I am training for a half-marathon, and as the training runs get longer, I am forced to go out to do them earlier in the day. Last week I set out at 4:45 am to do a nine-mile run, only because the rest of my day was so jam-packed. Pre-child, this was my every day routine, as it was the only way to incorporate training into my work life. I forgot that this was sacred time. I forgot how pristine the world can be before it wakes up and starts urging its inhabitants to rush. Maybe the inhabitants are urging the world to rush. Our endless cycle of rushing, completing, crossing off. You know, I will never trust a world that perpetuates this cycle. I will never trust a world that pushes snooze through this sacred time. A time that is so silent, so honest, that you have no opinion of yourself yet, you simply just are. There.
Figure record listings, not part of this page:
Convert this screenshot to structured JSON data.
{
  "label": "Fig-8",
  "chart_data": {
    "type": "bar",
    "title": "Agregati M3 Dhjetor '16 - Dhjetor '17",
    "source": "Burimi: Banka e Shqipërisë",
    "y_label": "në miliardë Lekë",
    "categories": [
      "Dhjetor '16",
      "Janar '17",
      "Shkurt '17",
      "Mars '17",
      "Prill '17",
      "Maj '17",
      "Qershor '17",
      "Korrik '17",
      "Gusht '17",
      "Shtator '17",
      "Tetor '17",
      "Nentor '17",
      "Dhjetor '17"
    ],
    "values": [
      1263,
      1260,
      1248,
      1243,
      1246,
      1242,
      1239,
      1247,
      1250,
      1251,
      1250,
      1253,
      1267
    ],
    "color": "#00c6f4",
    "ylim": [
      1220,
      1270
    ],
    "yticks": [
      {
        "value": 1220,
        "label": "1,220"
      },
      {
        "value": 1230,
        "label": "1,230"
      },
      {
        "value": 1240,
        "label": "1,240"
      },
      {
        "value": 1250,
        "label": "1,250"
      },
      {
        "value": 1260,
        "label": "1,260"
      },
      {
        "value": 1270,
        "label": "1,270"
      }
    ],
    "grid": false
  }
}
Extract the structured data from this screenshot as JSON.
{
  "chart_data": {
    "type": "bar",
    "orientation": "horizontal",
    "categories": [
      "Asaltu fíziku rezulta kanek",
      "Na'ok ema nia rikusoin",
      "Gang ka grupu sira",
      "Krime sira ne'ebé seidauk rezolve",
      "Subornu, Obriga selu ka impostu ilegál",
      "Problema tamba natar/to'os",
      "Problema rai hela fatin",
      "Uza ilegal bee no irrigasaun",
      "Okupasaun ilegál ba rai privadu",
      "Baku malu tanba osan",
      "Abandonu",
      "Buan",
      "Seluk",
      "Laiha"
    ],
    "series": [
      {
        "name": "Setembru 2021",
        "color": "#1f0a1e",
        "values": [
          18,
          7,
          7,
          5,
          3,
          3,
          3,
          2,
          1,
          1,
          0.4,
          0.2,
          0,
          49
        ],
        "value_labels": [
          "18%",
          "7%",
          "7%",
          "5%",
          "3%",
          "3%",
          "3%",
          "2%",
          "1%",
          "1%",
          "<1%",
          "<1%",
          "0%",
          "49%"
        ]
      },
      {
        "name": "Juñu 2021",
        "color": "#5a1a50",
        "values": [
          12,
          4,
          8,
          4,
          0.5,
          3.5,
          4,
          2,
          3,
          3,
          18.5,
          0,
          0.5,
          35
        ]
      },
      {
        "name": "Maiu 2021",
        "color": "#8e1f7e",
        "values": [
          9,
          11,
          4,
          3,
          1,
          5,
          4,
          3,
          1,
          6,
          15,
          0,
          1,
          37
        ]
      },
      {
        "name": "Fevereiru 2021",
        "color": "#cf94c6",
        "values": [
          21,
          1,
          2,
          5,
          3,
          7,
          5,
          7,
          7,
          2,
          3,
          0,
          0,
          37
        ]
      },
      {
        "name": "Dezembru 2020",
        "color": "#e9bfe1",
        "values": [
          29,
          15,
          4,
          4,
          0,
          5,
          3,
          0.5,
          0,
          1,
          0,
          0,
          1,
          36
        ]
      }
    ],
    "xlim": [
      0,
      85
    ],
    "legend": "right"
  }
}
Do not write me off as preaching. I sleep through this sacred time most days, until I hear the thump, thump, thump of my leggy daughter in her crib. Then I stumble to warm milk, find a sweater and flip on PBS hoping that there is something amusing enough for her so I can come to life and start thinking about how to approach the day.

We all have money to make, people to feed and the need to entertain ourselves. But is this a core dilemma? Are you satisfied missing sacred time, whatever time that may be for you?

I cannot believe that A New Earth by Eckhart Tolle is Oprah's book of the month. This can be a great thing by raising the awareness of the general population who watches Oprah...the person seeking information and inspiration at the afternoon hour between carpools and homework crackdown. I urge anyone at any age to listen to what they have to say, sign up for the e-seminar that starts March 3rd or pick up a copy of his book. I promise, it will be exactly what you seek if you feel drudgery lingering on.

To slap myself in the face about the world rushing by that I will never trust? Only Eckhart Tolle can say it, "The world can only change from within."